図5-9に示す「パートナ・リンク」ダイアログを使用すると、Oracle BPEL Process ManagerおよびOracle JDeveloperが提供するもう1つの主要な機能を利用できます。 アダプタ構成ウィザードにアクセスするには、図5-16に示す「サービスの定義」アイコンをクリックします。
アダプタにより、BPELプロセス・サービス・コンポーネント(つまり、SOAコンポジット・アプリケーション全体)に、ファイル・システム、FTPサーバー、データベース表、データベース・キュー、ソケット、Java Message Service(JMS)、MQおよびOracle E-Business Suiteへのアクセスが提供されます。 このウィザードを使用すると、図5-17に示すアダプタ・タイプを、BPELプロセス・サービス・コンポーネントで使用するように構成できます。
使用可能なアダプタ・タイプは、次のとおりです。
アドバンスト・キューイング(AQ)
キューとの相互作用が必要な場合。AQでは、使用するアプリケーション間における双方向通信および非同期通信を行うための柔軟なメカニズムが提供されます。

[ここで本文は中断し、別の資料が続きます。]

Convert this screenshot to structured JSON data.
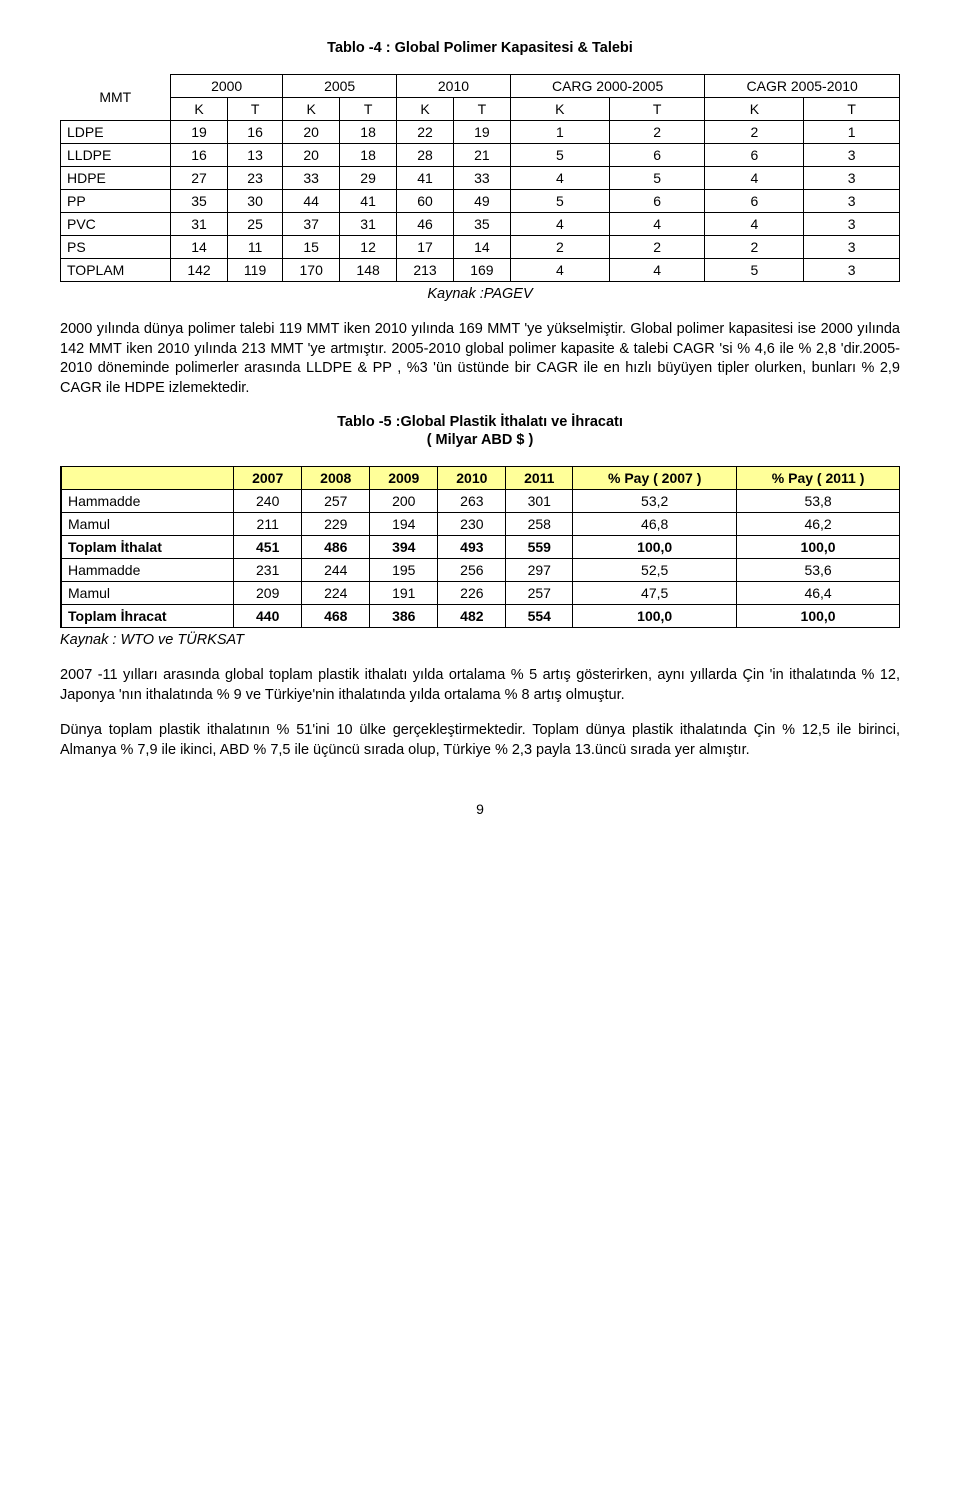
{
  "table4": {
    "title": "Tablo -4 : Global Polimer Kapasitesi & Talebi",
    "year_groups": [
      "2000",
      "2005",
      "2010",
      "CARG 2000-2005",
      "CAGR 2005-2010"
    ],
    "sub_headers": [
      "K",
      "T",
      "K",
      "T",
      "K",
      "T",
      "K",
      "T",
      "K",
      "T"
    ],
    "row_label_header": "MMT",
    "rows": [
      {
        "label": "LDPE",
        "vals": [
          "19",
          "16",
          "20",
          "18",
          "22",
          "19",
          "1",
          "2",
          "2",
          "1"
        ]
      },
      {
        "label": "LLDPE",
        "vals": [
          "16",
          "13",
          "20",
          "18",
          "28",
          "21",
          "5",
          "6",
          "6",
          "3"
        ]
      },
      {
        "label": "HDPE",
        "vals": [
          "27",
          "23",
          "33",
          "29",
          "41",
          "33",
          "4",
          "5",
          "4",
          "3"
        ]
      },
      {
        "label": "PP",
        "vals": [
          "35",
          "30",
          "44",
          "41",
          "60",
          "49",
          "5",
          "6",
          "6",
          "3"
        ]
      },
      {
        "label": "PVC",
        "vals": [
          "31",
          "25",
          "37",
          "31",
          "46",
          "35",
          "4",
          "4",
          "4",
          "3"
        ]
      },
      {
        "label": "PS",
        "vals": [
          "14",
          "11",
          "15",
          "12",
          "17",
          "14",
          "2",
          "2",
          "2",
          "3"
        ]
      },
      {
        "label": "TOPLAM",
        "vals": [
          "142",
          "119",
          "170",
          "148",
          "213",
          "169",
          "4",
          "4",
          "5",
          "3"
        ]
      }
    ],
    "source": "Kaynak :PAGEV"
  },
  "para1": "2000 yılında dünya polimer talebi 119 MMT iken 2010 yılında 169 MMT 'ye yükselmiştir. Global polimer kapasitesi ise 2000 yılında 142 MMT iken 2010 yılında 213 MMT 'ye artmıştır. 2005-2010 global polimer kapasite & talebi CAGR 'si % 4,6 ile % 2,8 'dir.2005-2010 döneminde polimerler arasında LLDPE & PP , %3 'ün üstünde bir CAGR ile en hızlı büyüyen tipler olurken, bunları % 2,9 CAGR ile HDPE izlemektedir.",
  "table5": {
    "title_line1": "Tablo -5 :Global Plastik İthalatı ve İhracatı",
    "title_line2": "( Milyar ABD $ )",
    "headers": [
      "",
      "2007",
      "2008",
      "2009",
      "2010",
      "2011",
      "% Pay ( 2007 )",
      "% Pay ( 2011 )"
    ],
    "rows": [
      {
        "label": "Hammadde",
        "vals": [
          "240",
          "257",
          "200",
          "263",
          "301",
          "53,2",
          "53,8"
        ],
        "bold": false
      },
      {
        "label": "Mamul",
        "vals": [
          "211",
          "229",
          "194",
          "230",
          "258",
          "46,8",
          "46,2"
        ],
        "bold": false
      },
      {
        "label": "Toplam İthalat",
        "vals": [
          "451",
          "486",
          "394",
          "493",
          "559",
          "100,0",
          "100,0"
        ],
        "bold": true
      },
      {
        "label": "Hammadde",
        "vals": [
          "231",
          "244",
          "195",
          "256",
          "297",
          "52,5",
          "53,6"
        ],
        "bold": false
      },
      {
        "label": "Mamul",
        "vals": [
          "209",
          "224",
          "191",
          "226",
          "257",
          "47,5",
          "46,4"
        ],
        "bold": false
      },
      {
        "label": "Toplam İhracat",
        "vals": [
          "440",
          "468",
          "386",
          "482",
          "554",
          "100,0",
          "100,0"
        ],
        "bold": true
      }
    ],
    "source": "Kaynak : WTO ve TÜRKSAT"
  },
  "para2": "2007 -11 yılları arasında global toplam plastik ithalatı yılda ortalama % 5 artış gösterirken, aynı yıllarda Çin 'in ithalatında % 12, Japonya 'nın ithalatında  % 9 ve Türkiye'nin ithalatında yılda ortalama % 8 artış olmuştur.",
  "para3": "Dünya toplam plastik ithalatının % 51'ini 10 ülke gerçekleştirmektedir. Toplam dünya plastik ithalatında Çin % 12,5 ile birinci, Almanya % 7,9 ile ikinci, ABD % 7,5 ile üçüncü sırada olup, Türkiye % 2,3 payla 13.üncü sırada yer almıştır.",
  "page_number": "9",
  "styles": {
    "yellow_header_bg": "#ffff99",
    "border_color": "#000000"
  }
}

Oracle Business Activity Monitoring(BAM)
データをOracle BAMサーバー内のデータ・オブジェクトにパブリッシュする場合。
データベース
JDBCとOracle Business Intelligenceを経由するOracleおよび非Oracleデータベースとの相互作用が必要な場合(特殊なデータ・ソース・タイプ)。
FTPおよびファイル
File Transfer Protocol(FTP)を使用して、ローカル・ファイル・システムとリモート・ファイル・システムでファイル交換(読み書き)を行う場合。
注意: ファイル・アダプタをコールすると、Oracle Real Application Clustersの計画的停止に対して実行する際にOracle BPEL Process Managerが同じファイルを2回処理する可能性があります。 これは、ファイル・アダプタがXAに準拠していないアダプタであるためです。 したがって、グローバル・トランザクションに組み入れると、各ファイルを1回のみ処理するXAインタフェース仕様に逸脱する可能性があります。 |
Java Messaging Service(JMS)
JMSとの相互作用が必要な場合。JMSアーキテクチャは、1つのクライアント・インタフェースと多くのメッセージング・サーバーを使用するアーキテクチャです。
メッセージ・キュー(MQ)
WebSphere MQキューイング・システムとのメッセージ交換が必要な場合。
Oracle Applications
Oracle Applicationの一連の統合ビジネス・アプリケーションとの相互作用が必要な場合。
Oracle B2B
メタデータ・サービス(MDS)リポジトリでのB2Bメタデータの参照と文書定義の選択が必要な場合。
ソケット
TCP/IPソケットを介した通信用の標準または非標準プロトコルのモデル化が必要な場合。
アダプタ・タイプを選択すると、図5-18に示す「サービス名」ウィンドウで名前を入力するように求められます。 この例では、図5-17で、「ファイル・アダプタ」が選択されています。ウィザードが完了すると「アプリケーション・ナビゲータ」に、BPELプロセス・サービス・コンポーネント用のこのサービス名のWSDLファイル(ここではReadFile.wsdlという名前)が表示されます。 サービス名はプロジェクト内で一意である必要があります。このファイルには、このウィザードで指定したアダプタ構成設定が含まれます。その他の構成ファイル(ヘッダー・ファイル、アダプタ固有のファイルなど)も作成され、「アプリケーション・ナビゲータ」に表示されます。
「サービス名」ウィンドウの後に表示されるアダプタ構成ウィザードのウィンドウは、選択したアダプタ・タイプによって変わります。
また、SOAコンポジット・エディタ内のサービスまたは参照として、アダプタをSOAコンポジット・アプリケーションに追加できます。
SOAコンポジット・アプリケーションへのアダプタの追加方法の詳細は、第4章「SOAコンポジット・エディタの機能の概要」を参照してください。
テクノロジ・アダプタの詳細は、『Oracle Fusion Middlewareテクノロジ・アダプタ・ユーザーズ・ガイド』を参照してください。